The U.S. Supreme Court’s decision eliminating Chevron deference shouldn’t affect the 11th U.S. Circuit Court of Appeals' approach to Gray Television’s appeal of an FCC $518,000 forfeiture order, the agency said in a supplemental brief Wednesday. The 11th Circuit requested supplemental briefs from the FCC and Gray after SCOTUS’ Loper Bright v. Raimondo decision (see 2407110058). The agency applied the best reading of its rule against affiliate swaps and so doesn’t require special deference for the court to rule in its favor, the FCC said. Gray’s argument that its purchase of a station affiliation in Anchorage didn't “result” in a top-four duopoly because Gray already owned such a duopoly “is not the best or most natural reading” of the text of the FCC’s rules, the agency said. The court should also favor the FCC’s interpretation of its own rules under another SCOTUS precedent that wasn’t affected by Loper Bright, Kisor v. Wilkie, the FCC said. Kisor requires that the court consider a regulation as if there were no agency interpretation, but if ambiguity remains, it allows the court to conclude that the agency interpretation may be appropriate. Gray has argued that the Loper Bright decision invalidated Kisor precedent. “This Court is not the proper forum to revisit binding Supreme Court precedent,” the FCC said. The 11th Circuit shouldn’t consider Gray’s arguments that the FCC doesn’t have statutory authority over the sale of a station’s affiliation because Gray didn’t raise the argument earlier in the case and because it's outside the scope of the supplemental brief the court requested, the agency said. Gray “improperly expanded the scope of the supplemental briefing, and the court may not reach arguments on which the FCC had no ‘opportunity to pass’ in the administrative proceedings,” the FCC said.

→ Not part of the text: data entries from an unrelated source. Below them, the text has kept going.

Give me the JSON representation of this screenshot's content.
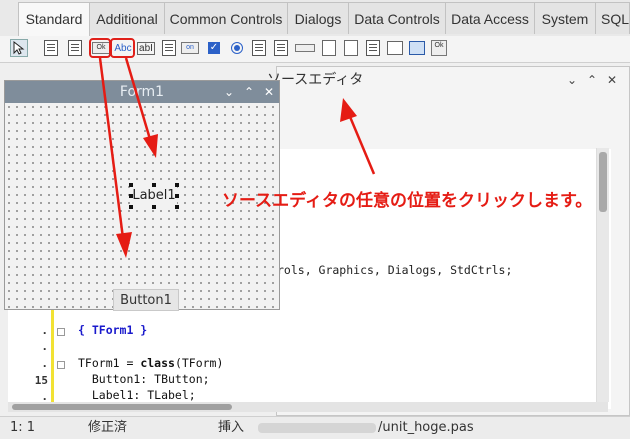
{
  "tabs": [
    "Standard",
    "Additional",
    "Common Controls",
    "Dialogs",
    "Data Controls",
    "Data Access",
    "System",
    "SQLd"
  ],
  "palette": {
    "ok_button_caption": "Ok",
    "label_caption": "Abc",
    "edit_caption": "abI",
    "toggle_caption": "on"
  },
  "form1": {
    "title": "Form1",
    "label_caption": "Label1",
    "button_caption": "Button1"
  },
  "editor": {
    "title": "ソースエディタ",
    "partial_uses_line": "rols, Graphics, Dialogs, StdCtrls;",
    "gutter": [
      ".",
      ".",
      ".",
      "15",
      "."
    ],
    "lines": [
      {
        "a": "{ TForm1 }",
        "b": "",
        "c": ""
      },
      {
        "a": "",
        "b": "",
        "c": ""
      },
      {
        "a": "TForm1 = ",
        "b": "class",
        "c": "(TForm)"
      },
      {
        "a": "  Button1: TButton;",
        "b": "",
        "c": ""
      },
      {
        "a": "  Label1: TLabel;",
        "b": "",
        "c": ""
      }
    ]
  },
  "annotation": "ソースエディタの任意の位置をクリックします。",
  "status": {
    "position": "1:  1",
    "modified": "修正済",
    "mode": "挿入",
    "file": "/unit_hoge.pas"
  },
  "colors": {
    "annotation": "#e51c14",
    "form_titlebar": "#7f8d9b",
    "gutter_marker": "#f2e233"
  }
}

OMB approved for three years collection of information associated with the FCC's revised rules for numbering authorization applications, a notice in Thursday's Federal Register said. Commissioners approved the modified rules in September for interconnected VoIP providers seeking direct numbering access (see 2309210055).
Rather than wait for congressional action on georouting of 988 calls, the FCC and the Substance Abuse and Mental Health Services Administration should "take immediate, decisive action," mental health organizations said in a docket 18-336 filing Thursday. The advocates said that while the agencies have encouraged wireless carriers and industry associations to identify a 988 georouting solution, "it is simply not enough -- especially when we know there are existing solutions at the ready today." Signers of the letter include the American Psychiatric Association, National Alliance on Mental Illness, American Foundation for Suicide Prevention and American Mental Health Counselors Association. The FCC 5-0 adopted a 988 georouting NPRM in April (see 2404250054).